Nice try but it doesn't preserve the order of the list.
http://aspn.activestate.com/ASPN/Cookbook/Python/Recipe/107747 shows how to make an ordered dictionary.
prefer the list comp personally, but
for idx, item in enumerate(list_):
if ss(item) == element:
del list_[idx]
break
# is it a bit more efficient in worst case.
See the test cases on http://www.peterbe.com/plog/case-insensitive-list-remove-call-part-ii/iremove.py
and notice how unfortunately few of them are long lists. If they were really really long, a O(log n) method like this might beat the list comprehension one.
You asked for a better way to do the removal. I interpreted it to mean 'shorter, more Pythonic' or something like that.
If we instead are talking about speed, I have a new one for you:
def f7(L,e):
....eLower = e.lower()
....eUpper = e.upper()
....L = [x for x in L if x != eLower and x != eUpper]
I don't know what kind of beast your machine is because my timings are much slower than yours. They tend to vary a little (GC?) but here's a typical run:
f1 1.59400010109
f2 2.65599989891
f3 2.23399996758
f4 0.921999931335
f5 0.905999898911
f6 1.73400020599
f7 0.43700003624
Please don't announce the winner before the race is over! :)

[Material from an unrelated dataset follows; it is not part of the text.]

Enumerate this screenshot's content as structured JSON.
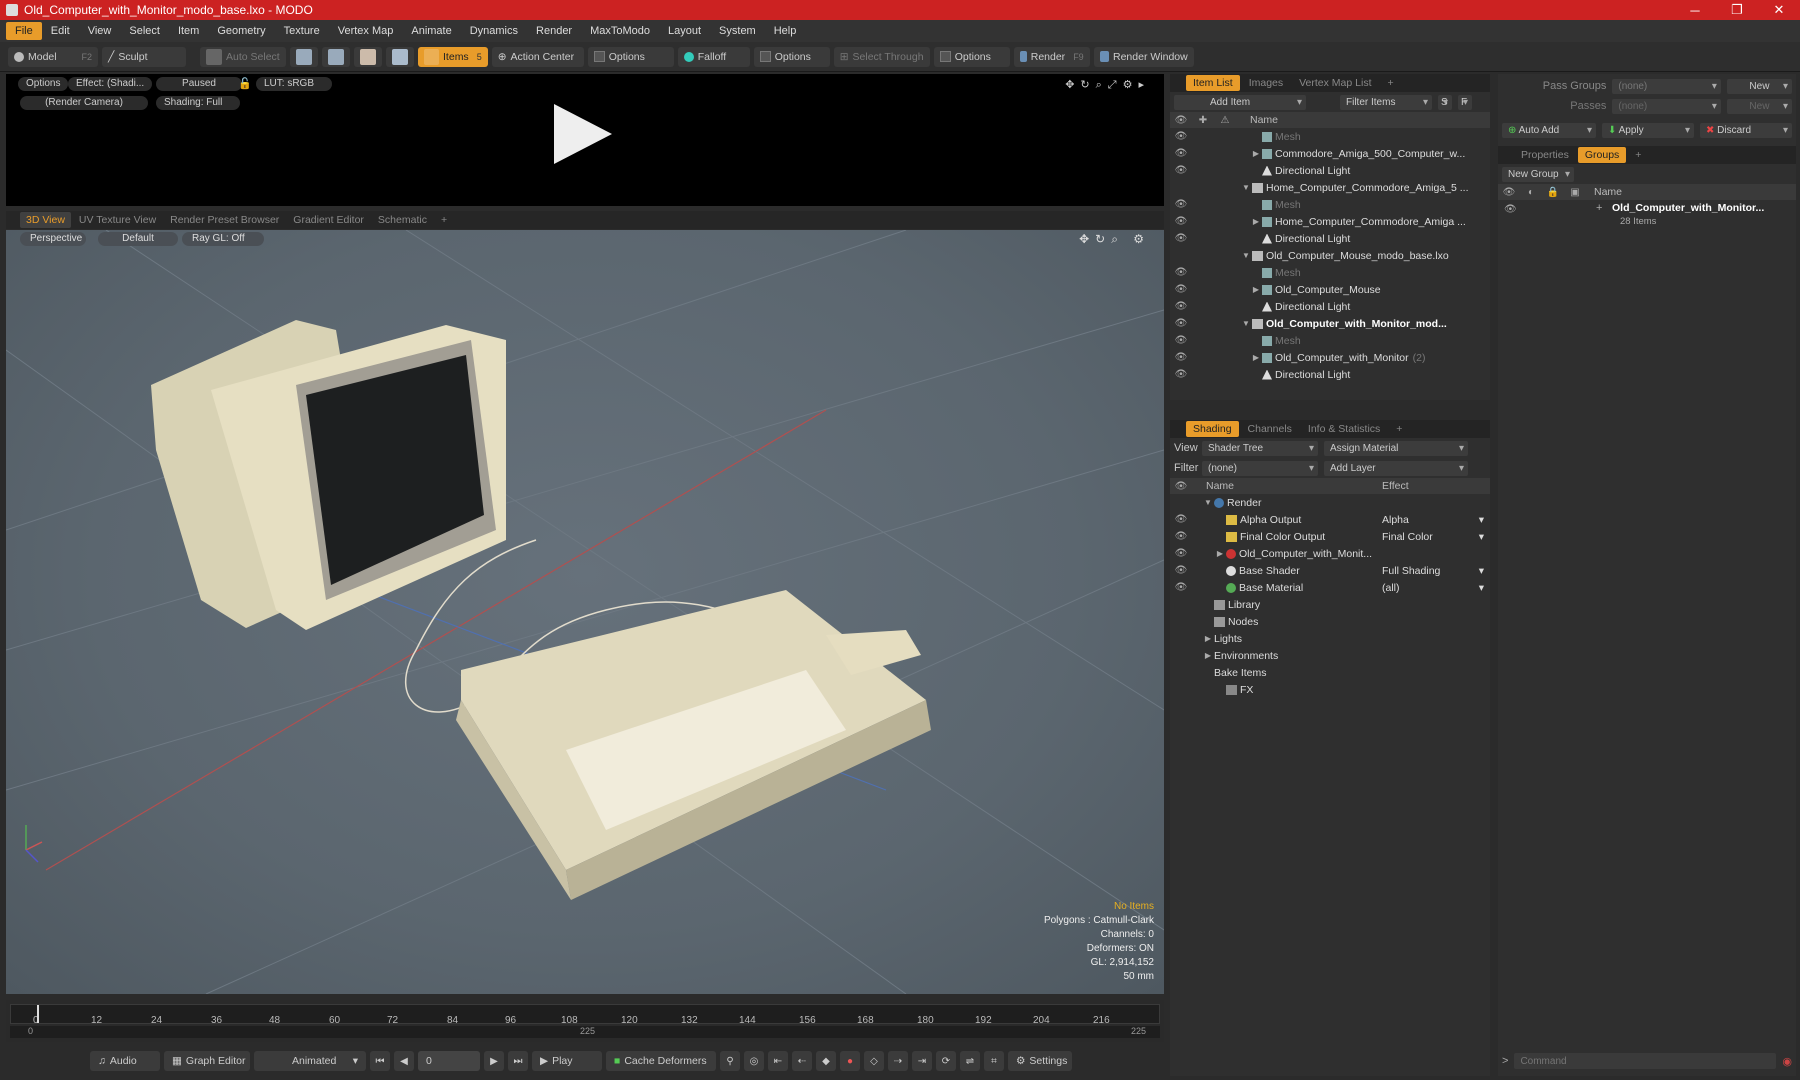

This solution works for lists of single characters only! Sorry!
How about using dictionaries? I didn't expect improvement speedwise. I was wrong. That's nothing new: I've been wrong before!
def f8(L,e):
....d = {}
....# The value could be anything, really
....d[e.lower()] = d[e.upper()] = True
....L = [x for x in L if not x in d]
Timings on my machine:
f7 0.43 - 0.48
f8 0.28 - 0.33
This solution works for lists of single characters only! Sorry!